Stability Studies of a Novel Amine Blend for the Capture of CO2 Generated from Indirect Co-Combustion of Natural Gas and Biomass
The use of chemical solvents for post-combustion capture (PCC) of CO2 has proven to be a significant technology for reducing CO2 emissions. Among the various chemical solvents developed for this purpose, amine solvents have seen the most advancement in research, with monoethanolamine (MEA) being the most prominent. MEA is widely recognized and recommended for its rapid initial absorption rate and low solvent cost. However, it is also noted for its high instability, leading to rapid degradation.
Amine degradation in CO2 capture refers to the decreased efficiency of amines in absorbing CO2 from flue gas. Research indicates that this decline in efficiency, due to the reduction in amine molecular concentration, is caused by side reactions with impurities such as O2, SOx, NOx, and metal oxides present in the flue gas. This side reaction is noted to be an endothermic reaction thus, degradation is favoured at higher temperatures. Of all the contaminants mentioned in the flue gas, oxygen is the sole component lacking a feasible pretreatment method. This suggests that the chemical solvents used in PCC are likely to undergo degradation, primarily due to the presence of oxygen.
This work evaluated the stability of a novel amine blend, 4M AMP:1-(2-HE) PRLD, synthesized by Avor et al., 2022 in the presence of pretreated flue gas (CO2, O2 and N2). The research was conducted in a semi-batch reactor, exploring temperatures of 40, 50, and 60° C (± 0.2), along with oxygen partial pressures of 6,12 and 18% (±0.3) with nitrogen balance and the amine blend being preloaded with CO2 (0.25 ± 0.02 mol CO2/ mol amine). Each experimental run was carried out for 21 days.

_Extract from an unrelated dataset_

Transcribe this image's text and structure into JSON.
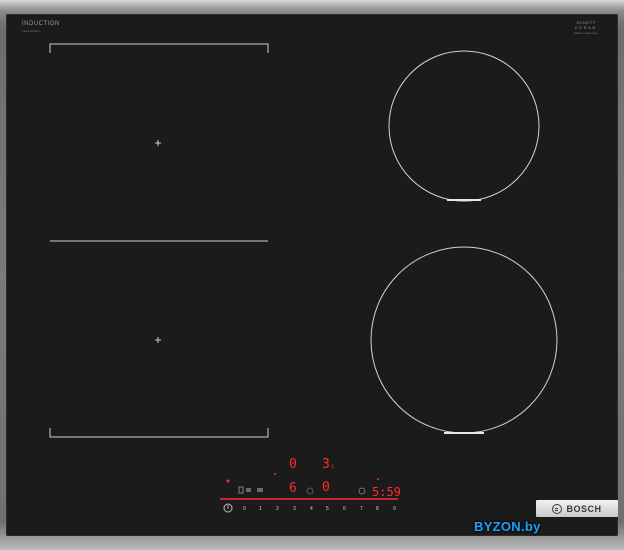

A widely recognized amine mixture, 5M MEA:DMAE, consisting of a primary amine and a tertiary amine just like the novel blend and also with comparable cyclic capacities, was tested against the novel blend. The novel blend, 4M AMP:1-(2-HE) PRLD, demonstrated superior inherent stability. Furthermore, experimental data derived for 4M AMP:1-(2-HE) PRLD allowed for the development of a correlation between ammonia emission rates and degradation rates, with a coefficient of determination calculated to be 0.923. Additionally, by employing the power law rate reaction equation through nonlinear regression, a kinetic model for degradation was developed, achieving an absolute average deviation (AAD) of 17.9%. The reaction was found to have an overall order of 1.3, with an activation energy of 50.3 kJ/mol.